Figures and data

Study design and visual abstract of purpose and benefits of long-read sequencing and a multi-ancestry imputation panel.
a) Long-reads that span large SVs enable identification of novel SVs and improve calling of known SVs, which better inform locus-to-gene (L2G) approaches. b) Study design including the sample selection, SV calling, SV imputation in UK Biobank, GWAS, and post-GWAS stages (not exhaustive). For the GWASs in UK Biobank, separate analyses using the same phenotype definitions were carried out using (i) the imputed SNVs, and (ii) imputed SVs (i.e., SV-WAS). The two GWAS summary statistics were then combined for the relevant post-GWAS analyses.

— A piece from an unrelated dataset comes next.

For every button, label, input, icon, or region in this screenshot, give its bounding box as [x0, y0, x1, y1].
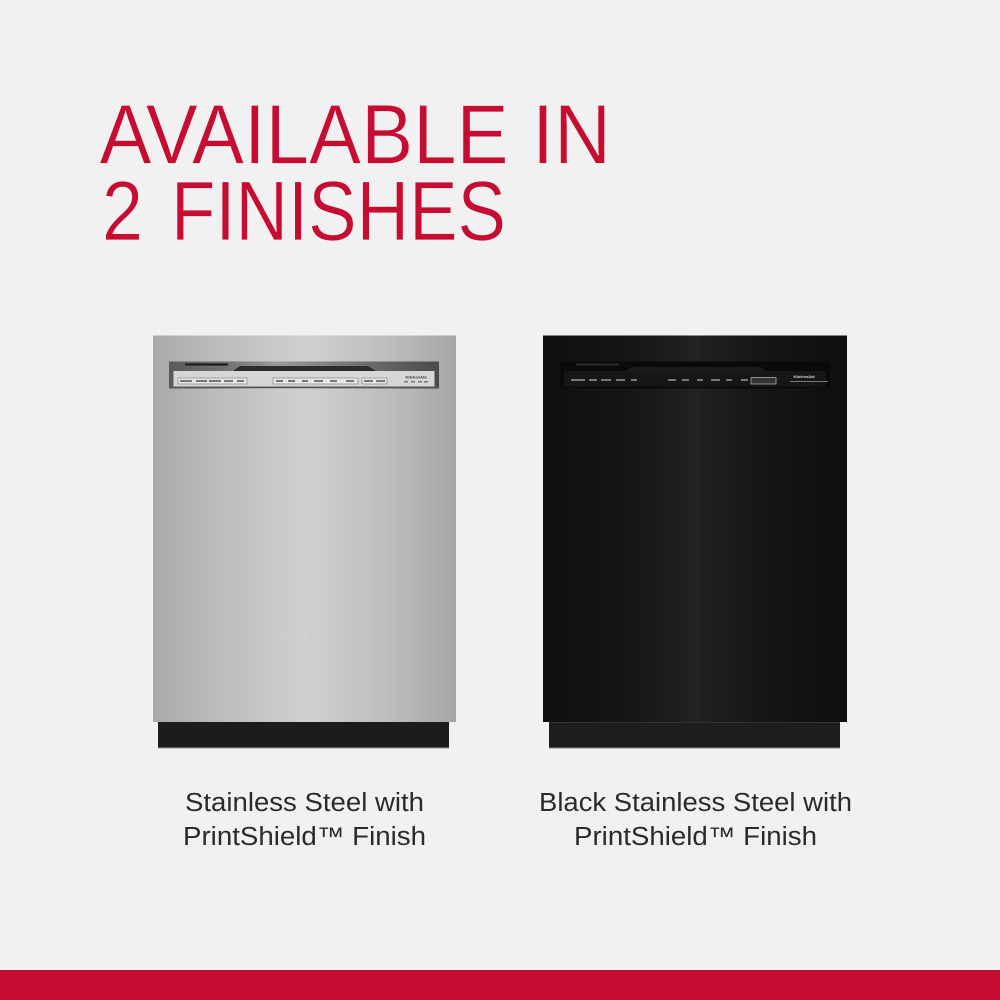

L2G/V2G: locus-to-gene/variant-to-gene (carried out on top SNVs identified by Shrine et al., which have an SV deletion within 500 kb); SV2G: SV-to-gene (carried out only on SV deletions that were the most significant variants in the associated loci in the GWASs we carried out in UK Biobank, which also overlap with protein-coding genes); 1KGP: 1000 Genomes Project (Phase 1); UKB: UK Biobank.

Characterization of the quality-controlled imputation panel
(N=888 samples and n=107,445 SVs). a) A multi-ancestry, long-read sequencing-based imputation panel enables robust SV imputation in all biobanks, including UK Biobank – which we utilised for proof-of-concept. AMR: Admixed American ancestry; AFR: African ancestry; EUR: White European ancestry; EAS: East Asian ancestry; SAS: South Asian ancestry. b) Sample counts by superpopulation and population codes (population code description in Supplementary Table 1), using abbreviations from 1000 Genomes Project. c) Number of SVs by variant type (DEL: deletion, INS: insertion, DUP: duplication, INV: inversion, BND: break-end) and frequency class (common: 0.05<MAF≤0.5, low frequency: 0.005<MAF≤0.05, rare: 0<MAF≤0.005), with total SV counts by SV type. d) SV size distributions by SV type and frequency class, excluding break-ends, which do not have a size. e) Number of minor SV alleles per individual by superpopulation.

Evaluation of imputation quality:
a) Leave-one-out imputation: sample-wise non-reference concordance stratified by superpopulation and GIAB region type, based on imputed common SVs (top) and imputed common SNVs (bottom). b) Leave-one-out imputation: variant-wise non-reference concordance (top) and r2imp score (bottom) stratified by variant type, MAF class, and GIAB region type. c) Imputation into UK Biobank: r2imp score by variant type and MAF class, for confident regions, all regions, and difficult regions.

a) Manhattan plot of 9 selected traits, with only GW-significant SVs overlapping with protein-coding genes shown. Phenotype definitions and full list of GW-significant SVs are available in Supplementary Tables 12-13 and 14, respectively. b) Region plot showing the FEV1/FVC association of Sniffles2.DEL.3639MF (841-base SV deletion in an intron of CFDP1) and nearby SNVs in a GWAS of UK Biobank participants. LD information between the variants was calculated using the same population utilised in the UKB GWASs. Additional details on the SV can be found in Supplementary Table 5.